Institut de Chicago rend à l’Iran ses tablettes achéménides (Officiel)

Téhéran, 7 mai, IRNA- Convaincu grâce aux efforts de suivi continus de l’Iran, l’Institut d’études orientalistes de Chicago, s’est dit prêt à rendre les tablettes achéménides iraniennes à Téhéran, annonce, mardi, le Directeur adjoint du patrimoine national, Mohammad Hassan Talebiyan.

Mohammad Hassan Talebian, se référant aux efforts de rapatriement des tablettes achéménides depuis les États-Unis vers l’Iran, a déclaré que le processus d’envoi des tablettes en sol achéménides, qui remontent à l’époque de Darius 1er, soit 500 ans avant Jésus Christ, a été lancé il y a longtemps et reste toujours en cours.

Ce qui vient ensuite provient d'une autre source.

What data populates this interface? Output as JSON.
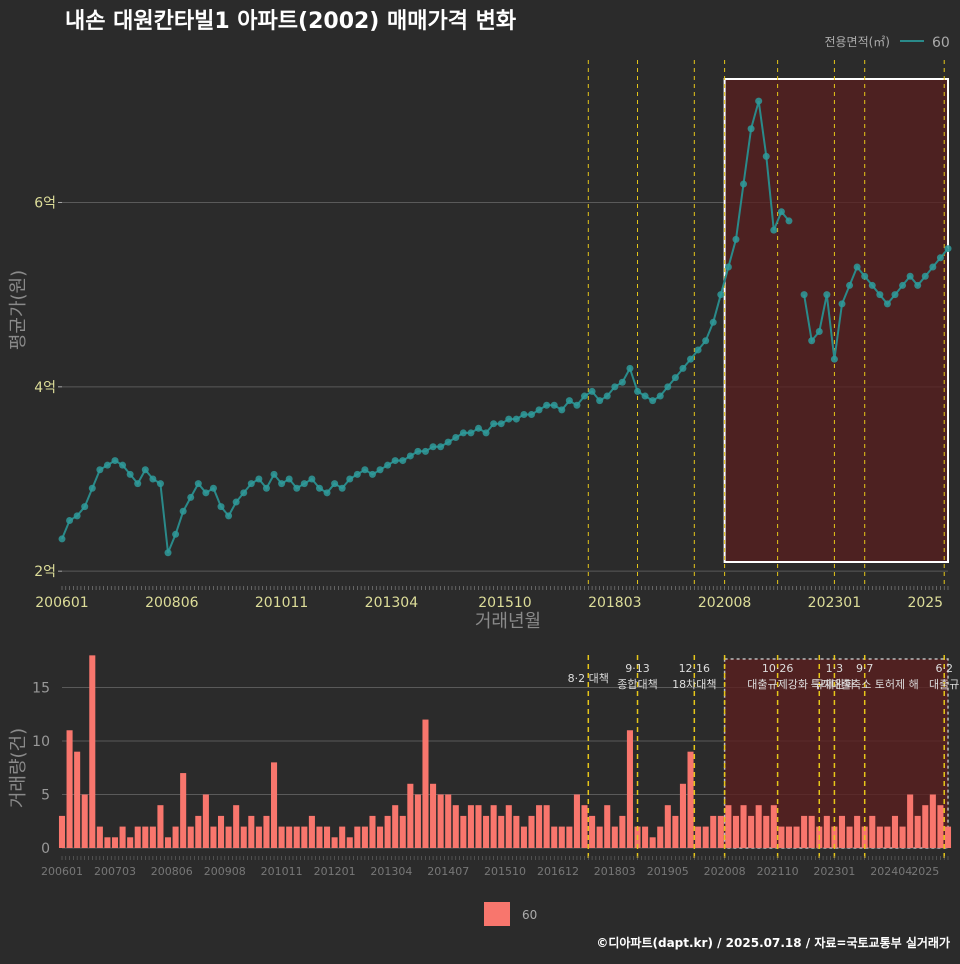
{
  "title": "내손 대원칸타빌1 아파트(2002) 매매가격 변화",
  "footer": "©디아파트(dapt.kr) / 2025.07.18 / 자료=국토교통부 실거래가",
  "colors": {
    "background": "#2b2b2b",
    "price_line": "#2a8a8a",
    "price_point": "#2f9a9a",
    "volume_bar": "#f8766d",
    "policy_line": "#e6c619",
    "highlight_fill": "#5a1f1f",
    "grid": "#5a5a5a"
  },
  "chart_data": [
    {
      "type": "line",
      "panel": "price",
      "legend_title": "전용면적(㎡)",
      "legend_items": [
        "60"
      ],
      "ylabel": "평균가(원)",
      "xlabel": "거래년월",
      "y_ticks": [
        {
          "value": 2,
          "label": "2억"
        },
        {
          "value": 4,
          "label": "4억"
        },
        {
          "value": 6,
          "label": "6억"
        }
      ],
      "x_ticks": [
        "200601",
        "200806",
        "201011",
        "201304",
        "201510",
        "201803",
        "202008",
        "202301",
        "2025"
      ],
      "ylim": [
        1.85,
        7.6
      ],
      "highlight_range": [
        "2020-08",
        "2025-07"
      ],
      "policy_lines": [
        "2017-08",
        "2018-09",
        "2019-12",
        "2020-08",
        "2021-10",
        "2023-01",
        "2023-09",
        "2025-06"
      ],
      "series": [
        {
          "name": "60",
          "x": [
            "2006-01",
            "2006-03",
            "2006-05",
            "2006-07",
            "2006-09",
            "2006-11",
            "2007-01",
            "2007-03",
            "2007-05",
            "2007-07",
            "2007-09",
            "2007-11",
            "2008-01",
            "2008-03",
            "2008-05",
            "2008-07",
            "2008-09",
            "2008-11",
            "2009-01",
            "2009-03",
            "2009-05",
            "2009-07",
            "2009-09",
            "2009-11",
            "2010-01",
            "2010-03",
            "2010-05",
            "2010-07",
            "2010-09",
            "2010-11",
            "2011-01",
            "2011-03",
            "2011-05",
            "2011-07",
            "2011-09",
            "2011-11",
            "2012-01",
            "2012-03",
            "2012-05",
            "2012-07",
            "2012-09",
            "2012-11",
            "2013-01",
            "2013-03",
            "2013-05",
            "2013-07",
            "2013-09",
            "2013-11",
            "2014-01",
            "2014-03",
            "2014-05",
            "2014-07",
            "2014-09",
            "2014-11",
            "2015-01",
            "2015-03",
            "2015-05",
            "2015-07",
            "2015-09",
            "2015-11",
            "2016-01",
            "2016-03",
            "2016-05",
            "2016-07",
            "2016-09",
            "2016-11",
            "2017-01",
            "2017-03",
            "2017-05",
            "2017-07",
            "2017-09",
            "2017-11",
            "2018-01",
            "2018-03",
            "2018-05",
            "2018-07",
            "2018-09",
            "2018-11",
            "2019-01",
            "2019-03",
            "2019-05",
            "2019-07",
            "2019-09",
            "2019-11",
            "2020-01",
            "2020-03",
            "2020-05",
            "2020-07",
            "2020-09",
            "2020-11",
            "2021-01",
            "2021-03",
            "2021-05",
            "2021-07",
            "2021-09",
            "2021-11",
            "2022-01",
            "2022-03",
            "2022-05",
            "2022-07",
            "2022-09",
            "2022-11",
            "2023-01",
            "2023-03",
            "2023-05",
            "2023-07",
            "2023-09",
            "2023-11",
            "2024-01",
            "2024-03",
            "2024-05",
            "2024-07",
            "2024-09",
            "2024-11",
            "2025-01",
            "2025-03",
            "2025-05",
            "2025-07"
          ],
          "values": [
            2.35,
            2.55,
            2.6,
            2.7,
            2.9,
            3.1,
            3.15,
            3.2,
            3.15,
            3.05,
            2.95,
            3.1,
            3.0,
            2.95,
            2.2,
            2.4,
            2.65,
            2.8,
            2.95,
            2.85,
            2.9,
            2.7,
            2.6,
            2.75,
            2.85,
            2.95,
            3.0,
            2.9,
            3.05,
            2.95,
            3.0,
            2.9,
            2.95,
            3.0,
            2.9,
            2.85,
            2.95,
            2.9,
            3.0,
            3.05,
            3.1,
            3.05,
            3.1,
            3.15,
            3.2,
            3.2,
            3.25,
            3.3,
            3.3,
            3.35,
            3.35,
            3.4,
            3.45,
            3.5,
            3.5,
            3.55,
            3.5,
            3.6,
            3.6,
            3.65,
            3.65,
            3.7,
            3.7,
            3.75,
            3.8,
            3.8,
            3.75,
            3.85,
            3.8,
            3.9,
            3.95,
            3.85,
            3.9,
            4.0,
            4.05,
            4.2,
            3.95,
            3.9,
            3.85,
            3.9,
            4.0,
            4.1,
            4.2,
            4.3,
            4.4,
            4.5,
            4.7,
            5.0,
            5.3,
            5.6,
            6.2,
            6.8,
            7.1,
            6.5,
            5.7,
            5.9,
            5.8,
            null,
            5.0,
            4.5,
            4.6,
            5.0,
            4.3,
            4.9,
            5.1,
            5.3,
            5.2,
            5.1,
            5.0,
            4.9,
            5.0,
            5.1,
            5.2,
            5.1,
            5.2,
            5.3,
            5.4,
            5.5
          ]
        }
      ]
    },
    {
      "type": "bar",
      "panel": "volume",
      "ylabel": "거래량(건)",
      "legend_items": [
        "60"
      ],
      "y_ticks": [
        {
          "value": 0,
          "label": "0"
        },
        {
          "value": 5,
          "label": "5"
        },
        {
          "value": 10,
          "label": "10"
        },
        {
          "value": 15,
          "label": "15"
        }
      ],
      "x_ticks": [
        "200601",
        "200703",
        "200806",
        "200908",
        "201011",
        "201201",
        "201304",
        "201407",
        "201510",
        "201612",
        "201803",
        "201905",
        "202008",
        "202110",
        "202301",
        "202404",
        "2025"
      ],
      "ylim": [
        0,
        18.5
      ],
      "highlight_range": [
        "2020-08",
        "2025-07"
      ],
      "policy_lines": [
        "2017-08",
        "2018-09",
        "2019-12",
        "2020-08",
        "2021-10",
        "2022-09",
        "2023-01",
        "2023-09",
        "2025-06"
      ],
      "annotations": [
        {
          "date": "2017-08",
          "lines": [
            "8·2 대책"
          ]
        },
        {
          "date": "2018-09",
          "lines": [
            "9·13",
            "종합대책"
          ]
        },
        {
          "date": "2019-12",
          "lines": [
            "12·16",
            "18차대책"
          ]
        },
        {
          "date": "2021-10",
          "lines": [
            "10·26",
            "대출규제강화"
          ]
        },
        {
          "date": "2023-01",
          "lines": [
            "1·3",
            "규제완화"
          ]
        },
        {
          "date": "2023-09",
          "lines": [
            "9·7",
            "특례대출축소 토허제 해"
          ]
        },
        {
          "date": "2025-06",
          "lines": [
            "6·2",
            "대출규"
          ]
        }
      ],
      "series": [
        {
          "name": "60",
          "x": [
            "2006-01",
            "2006-03",
            "2006-05",
            "2006-07",
            "2006-09",
            "2006-11",
            "2007-01",
            "2007-03",
            "2007-05",
            "2007-07",
            "2007-09",
            "2007-11",
            "2008-01",
            "2008-03",
            "2008-05",
            "2008-07",
            "2008-09",
            "2008-11",
            "2009-01",
            "2009-03",
            "2009-05",
            "2009-07",
            "2009-09",
            "2009-11",
            "2010-01",
            "2010-03",
            "2010-05",
            "2010-07",
            "2010-09",
            "2010-11",
            "2011-01",
            "2011-03",
            "2011-05",
            "2011-07",
            "2011-09",
            "2011-11",
            "2012-01",
            "2012-03",
            "2012-05",
            "2012-07",
            "2012-09",
            "2012-11",
            "2013-01",
            "2013-03",
            "2013-05",
            "2013-07",
            "2013-09",
            "2013-11",
            "2014-01",
            "2014-03",
            "2014-05",
            "2014-07",
            "2014-09",
            "2014-11",
            "2015-01",
            "2015-03",
            "2015-05",
            "2015-07",
            "2015-09",
            "2015-11",
            "2016-01",
            "2016-03",
            "2016-05",
            "2016-07",
            "2016-09",
            "2016-11",
            "2017-01",
            "2017-03",
            "2017-05",
            "2017-07",
            "2017-09",
            "2017-11",
            "2018-01",
            "2018-03",
            "2018-05",
            "2018-07",
            "2018-09",
            "2018-11",
            "2019-01",
            "2019-03",
            "2019-05",
            "2019-07",
            "2019-09",
            "2019-11",
            "2020-01",
            "2020-03",
            "2020-05",
            "2020-07",
            "2020-09",
            "2020-11",
            "2021-01",
            "2021-03",
            "2021-05",
            "2021-07",
            "2021-09",
            "2021-11",
            "2022-01",
            "2022-03",
            "2022-05",
            "2022-07",
            "2022-09",
            "2022-11",
            "2023-01",
            "2023-03",
            "2023-05",
            "2023-07",
            "2023-09",
            "2023-11",
            "2024-01",
            "2024-03",
            "2024-05",
            "2024-07",
            "2024-09",
            "2024-11",
            "2025-01",
            "2025-03",
            "2025-05",
            "2025-07"
          ],
          "values": [
            3,
            11,
            9,
            5,
            18,
            2,
            1,
            1,
            2,
            1,
            2,
            2,
            2,
            4,
            1,
            2,
            7,
            2,
            3,
            5,
            2,
            3,
            2,
            4,
            2,
            3,
            2,
            3,
            8,
            2,
            2,
            2,
            2,
            3,
            2,
            2,
            1,
            2,
            1,
            2,
            2,
            3,
            2,
            3,
            4,
            3,
            6,
            5,
            12,
            6,
            5,
            5,
            4,
            3,
            4,
            4,
            3,
            4,
            3,
            4,
            3,
            2,
            3,
            4,
            4,
            2,
            2,
            2,
            5,
            4,
            3,
            2,
            4,
            2,
            3,
            11,
            2,
            2,
            1,
            2,
            4,
            3,
            6,
            9,
            2,
            2,
            3,
            3,
            4,
            3,
            4,
            3,
            4,
            3,
            4,
            2,
            2,
            2,
            3,
            3,
            2,
            3,
            2,
            3,
            2,
            3,
            2,
            3,
            2,
            2,
            3,
            2,
            5,
            3,
            4,
            5,
            4,
            2
          ]
        }
      ]
    }
  ]
}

« Des autorisations ont été émises de la part de la Trésorerie américaine, pour rendre à l’Iran
1 780 tablettes achéménides », a déclaré cette autorité iranienne.

Le rapatriement de ces tablettes qui remontent à l'époque de Darius 1er, soit 500 ans avant Jésus Christ, a été évoqué au cours de la visite en 2013 du Président iranien Rohani à New York.

Prêtées, il y a 70 ans à l'institut oriental de Chicago pour des études scientifiques, les tablettes y sont restées sur l'ordre des autorités culturelles américaines, en dépit de plusieurs décennies d'actions en justice et de protestation de l'Iran.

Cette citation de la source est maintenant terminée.